Elachee Reopens Hiking Trails
Thanks to the herculean efforts of Elachee’s volunteer trail crew who removed storm debris and downed trees, we are pleased to report the hiking trails of Chicopee Woods reopened to the public at dawn on Tuesday, October 3, 2017.
7 Trails, 12 Miles, 22 Days, 35 Volunteers, 335 Hours of Hard Labor, Immeasurable Gratitude!
September 11, 2017, a vicious wind storm tore through the Chicopee Woods Nature Preserve, leaving in its wake a trail of storm debris and downed trees. This created numerous hazards along the 12 miles of hiking trails crisscrossing this woodland, one of the largest protected greenspaces in Georgia. Ironically, just 10 days earlier, Elachee posted the blog, When Towering Giants Topple, and mailed out this article to supporters and members in the September Nature Mixed In newsletter. Had we but known what was to come.
Dubbed ‘Irmageddon’ by many, the Nature Center fared better than others in the region in that Elachee suffered no significant facility damage. Elachee’s business operations had a three day interruption, phones were out for one week and public access to the hiking trails was closed for 22 days.
Turning over a New Leaf
We at Elachee look with mixed emotions at the resulting storm damage. The havoc wrought was a massive debris field: hundreds of mature trees in the Chicopee Woods uprooted or snapped off. To a person, Elachee naturalists, volunteers and trustees examining the aftermath made similar comments. It wasn’t the little trees that fell, but the huge ones that came down, many taking out multiple other trees during their decent. Every hiking trail in the Chicopee Woods was impacted.
While not ‘lost,’ these trees, many of which are part of the National Old Growth Forest Network, have now entered a new phase of their lifecycle.
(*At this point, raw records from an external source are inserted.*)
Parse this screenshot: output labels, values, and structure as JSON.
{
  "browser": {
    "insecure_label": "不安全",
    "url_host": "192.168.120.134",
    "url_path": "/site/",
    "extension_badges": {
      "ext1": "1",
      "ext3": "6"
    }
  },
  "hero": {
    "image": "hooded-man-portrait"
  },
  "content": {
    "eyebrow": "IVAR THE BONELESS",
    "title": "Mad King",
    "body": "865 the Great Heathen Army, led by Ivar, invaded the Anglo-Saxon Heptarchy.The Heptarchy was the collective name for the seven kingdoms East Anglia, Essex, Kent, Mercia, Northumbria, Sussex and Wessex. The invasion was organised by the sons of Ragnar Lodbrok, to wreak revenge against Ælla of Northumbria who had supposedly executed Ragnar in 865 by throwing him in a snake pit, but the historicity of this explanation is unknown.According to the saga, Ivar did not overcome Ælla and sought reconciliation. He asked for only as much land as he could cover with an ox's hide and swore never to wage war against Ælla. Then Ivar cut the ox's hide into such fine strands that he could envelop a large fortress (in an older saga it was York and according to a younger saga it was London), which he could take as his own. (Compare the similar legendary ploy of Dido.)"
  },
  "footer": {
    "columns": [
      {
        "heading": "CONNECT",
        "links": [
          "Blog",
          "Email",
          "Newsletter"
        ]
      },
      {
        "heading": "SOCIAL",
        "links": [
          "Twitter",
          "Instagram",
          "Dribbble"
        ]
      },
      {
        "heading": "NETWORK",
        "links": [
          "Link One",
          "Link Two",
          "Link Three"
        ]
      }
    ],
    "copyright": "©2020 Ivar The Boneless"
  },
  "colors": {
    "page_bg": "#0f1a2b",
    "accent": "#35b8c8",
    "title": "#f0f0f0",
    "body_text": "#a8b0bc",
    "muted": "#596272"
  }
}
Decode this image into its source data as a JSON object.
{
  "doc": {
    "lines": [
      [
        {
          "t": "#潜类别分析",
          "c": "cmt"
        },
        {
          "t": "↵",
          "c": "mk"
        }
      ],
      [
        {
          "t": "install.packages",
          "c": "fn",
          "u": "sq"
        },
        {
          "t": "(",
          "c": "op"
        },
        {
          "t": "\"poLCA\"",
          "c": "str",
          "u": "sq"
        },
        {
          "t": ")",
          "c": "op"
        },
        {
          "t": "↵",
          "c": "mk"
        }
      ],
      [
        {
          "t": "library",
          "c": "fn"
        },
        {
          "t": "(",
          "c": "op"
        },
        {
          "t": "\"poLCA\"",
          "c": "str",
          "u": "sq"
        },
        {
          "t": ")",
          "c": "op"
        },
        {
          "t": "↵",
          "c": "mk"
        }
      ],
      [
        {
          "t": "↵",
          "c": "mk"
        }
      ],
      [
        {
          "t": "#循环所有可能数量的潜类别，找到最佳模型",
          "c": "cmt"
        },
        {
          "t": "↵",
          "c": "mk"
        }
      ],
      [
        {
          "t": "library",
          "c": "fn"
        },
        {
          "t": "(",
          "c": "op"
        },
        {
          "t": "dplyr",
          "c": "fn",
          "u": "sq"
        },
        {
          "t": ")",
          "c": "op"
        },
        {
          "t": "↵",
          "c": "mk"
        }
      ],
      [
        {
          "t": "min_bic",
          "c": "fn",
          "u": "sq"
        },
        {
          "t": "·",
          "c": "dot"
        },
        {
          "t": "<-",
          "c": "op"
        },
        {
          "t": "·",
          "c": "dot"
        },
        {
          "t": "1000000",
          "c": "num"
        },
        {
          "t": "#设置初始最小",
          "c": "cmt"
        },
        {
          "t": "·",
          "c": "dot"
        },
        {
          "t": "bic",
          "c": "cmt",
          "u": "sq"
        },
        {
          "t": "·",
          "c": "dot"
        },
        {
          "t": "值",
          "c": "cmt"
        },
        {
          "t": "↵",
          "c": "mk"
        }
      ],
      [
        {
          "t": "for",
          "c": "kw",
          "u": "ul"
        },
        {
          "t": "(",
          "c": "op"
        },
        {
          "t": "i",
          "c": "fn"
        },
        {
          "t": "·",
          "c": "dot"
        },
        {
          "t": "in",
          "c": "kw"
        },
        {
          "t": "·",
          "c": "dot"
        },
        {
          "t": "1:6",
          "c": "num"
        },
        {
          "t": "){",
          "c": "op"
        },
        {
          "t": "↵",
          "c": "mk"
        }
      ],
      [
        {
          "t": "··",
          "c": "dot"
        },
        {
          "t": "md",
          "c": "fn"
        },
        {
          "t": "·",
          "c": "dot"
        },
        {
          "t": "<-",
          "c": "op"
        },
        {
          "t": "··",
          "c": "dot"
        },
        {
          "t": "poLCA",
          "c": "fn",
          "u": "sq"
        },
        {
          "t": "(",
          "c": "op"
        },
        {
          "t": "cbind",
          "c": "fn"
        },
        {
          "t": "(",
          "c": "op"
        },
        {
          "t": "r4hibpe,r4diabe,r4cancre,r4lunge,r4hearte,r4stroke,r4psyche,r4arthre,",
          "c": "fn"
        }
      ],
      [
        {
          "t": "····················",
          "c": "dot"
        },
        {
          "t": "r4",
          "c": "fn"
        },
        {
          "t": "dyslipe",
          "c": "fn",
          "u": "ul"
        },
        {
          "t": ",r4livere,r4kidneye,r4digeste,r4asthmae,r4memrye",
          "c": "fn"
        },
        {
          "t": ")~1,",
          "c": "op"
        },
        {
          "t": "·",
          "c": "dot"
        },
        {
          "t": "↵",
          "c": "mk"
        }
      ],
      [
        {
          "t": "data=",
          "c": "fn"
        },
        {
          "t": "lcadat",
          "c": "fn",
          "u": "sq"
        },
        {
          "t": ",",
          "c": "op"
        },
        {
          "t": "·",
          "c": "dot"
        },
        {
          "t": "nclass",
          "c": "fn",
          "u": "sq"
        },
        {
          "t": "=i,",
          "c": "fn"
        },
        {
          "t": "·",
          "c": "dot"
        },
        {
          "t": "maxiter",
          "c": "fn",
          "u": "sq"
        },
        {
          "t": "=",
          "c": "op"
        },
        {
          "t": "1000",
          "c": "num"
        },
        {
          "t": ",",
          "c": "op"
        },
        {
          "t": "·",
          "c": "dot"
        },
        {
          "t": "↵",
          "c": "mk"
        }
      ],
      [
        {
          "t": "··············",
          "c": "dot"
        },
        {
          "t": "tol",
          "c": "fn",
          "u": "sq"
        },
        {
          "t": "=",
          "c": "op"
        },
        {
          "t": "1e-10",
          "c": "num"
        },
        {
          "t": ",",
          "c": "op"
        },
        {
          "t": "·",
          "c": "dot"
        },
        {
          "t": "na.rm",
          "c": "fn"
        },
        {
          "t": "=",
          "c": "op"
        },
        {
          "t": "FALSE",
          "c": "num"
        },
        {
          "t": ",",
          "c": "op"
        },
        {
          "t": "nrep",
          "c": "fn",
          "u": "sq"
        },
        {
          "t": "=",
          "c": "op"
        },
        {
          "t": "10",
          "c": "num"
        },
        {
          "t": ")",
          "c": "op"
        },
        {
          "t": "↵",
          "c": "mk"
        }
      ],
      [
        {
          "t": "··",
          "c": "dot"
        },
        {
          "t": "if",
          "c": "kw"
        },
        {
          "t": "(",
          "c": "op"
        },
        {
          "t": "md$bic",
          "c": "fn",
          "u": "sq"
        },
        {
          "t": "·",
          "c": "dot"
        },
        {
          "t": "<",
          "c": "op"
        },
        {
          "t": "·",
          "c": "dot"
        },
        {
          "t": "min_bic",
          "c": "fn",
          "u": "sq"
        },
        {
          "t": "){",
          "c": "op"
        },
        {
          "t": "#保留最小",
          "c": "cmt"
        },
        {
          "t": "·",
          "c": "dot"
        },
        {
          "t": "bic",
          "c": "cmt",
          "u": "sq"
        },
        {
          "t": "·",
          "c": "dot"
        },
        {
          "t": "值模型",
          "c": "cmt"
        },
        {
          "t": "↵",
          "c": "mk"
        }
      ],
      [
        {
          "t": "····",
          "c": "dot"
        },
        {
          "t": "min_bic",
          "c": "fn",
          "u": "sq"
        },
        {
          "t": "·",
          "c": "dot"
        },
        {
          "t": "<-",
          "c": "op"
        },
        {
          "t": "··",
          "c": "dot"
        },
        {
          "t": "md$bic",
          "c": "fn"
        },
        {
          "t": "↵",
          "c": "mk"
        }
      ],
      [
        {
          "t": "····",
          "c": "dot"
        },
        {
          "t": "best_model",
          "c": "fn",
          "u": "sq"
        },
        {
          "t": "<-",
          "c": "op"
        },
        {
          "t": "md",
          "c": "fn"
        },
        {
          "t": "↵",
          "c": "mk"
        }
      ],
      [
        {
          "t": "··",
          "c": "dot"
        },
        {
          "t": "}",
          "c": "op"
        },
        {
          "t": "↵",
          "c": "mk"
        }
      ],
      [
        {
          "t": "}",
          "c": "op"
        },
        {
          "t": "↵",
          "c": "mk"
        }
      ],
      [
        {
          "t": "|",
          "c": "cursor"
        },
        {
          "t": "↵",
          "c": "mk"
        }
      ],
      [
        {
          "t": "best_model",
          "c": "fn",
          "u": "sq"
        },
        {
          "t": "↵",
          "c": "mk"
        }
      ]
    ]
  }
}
They will become habitats and shelter for other creatures and plant life in the forest (see blog). They have already become invaluable teaching tools for children visiting this woodland. Consequently, these downed trees have opened up the canopy that will, in turn, encourage new growth on the forest floor.
When the Chicopee Woods Area Park Commission closed the hiking trails in the Chicopee Woods Conservation Area in mid-September, Elachee issued a special bulletin with a call for volunteers to help with storm clean-up. Many long time trail crew volunteers joined with nearly three dozen new recruits to work tirelessly, day after day, to make the hiking trails passable and safe. In addition, Elachee requested donations to help offset costs associated with this unprecedented clean-up.
We are very grateful for each and every individual who gave their time, talent and treasure to help restore the hiking trails so others could resume their daily enjoyment of these natural woodland pathways.
These volunteers made it possible for Elachee to reopen the Visitor Center within three days. Limited trail access was opened and deemed safe by September 14, allowing Elachee to accommodate scheduled school field trips to the Nature Center with their corresponding guided hikes. As well, Elachee Nature Academy students were able to resume their daily outdoor exploration through guided hikes in Chicopee Woods.
Many trail crew volunteers worked multiple days during a three-week period, making incremental progress to clear the trails. They were also the eyes, ears, hands, legs and strong backs helping the Elachee preserve management team cut and remove trees, or on hand to provide clean-up assistance for the professionals brought in to tackle the more dangerous jobs. The ‘heavy lifting’ portion of this storm clean-up concluded the afternoon of October 2, making it possible for the hiking trails to reopen the next morning at dawn.
“Thank you, on behalf of everyone at Elachee, for your efforts in helping us to clear our trails after hurricane Irma,” wrote Amy Bradford, Elachee’s Community Relations Manager and volunteer coordinator in a note to these individuals. “We are so grateful for the outpouring of support and physical efforts that have been volunteered to us by those of you who utilize and love our trails as much as we do! We would not have been able to make the significant clean up progress that we have without your help.”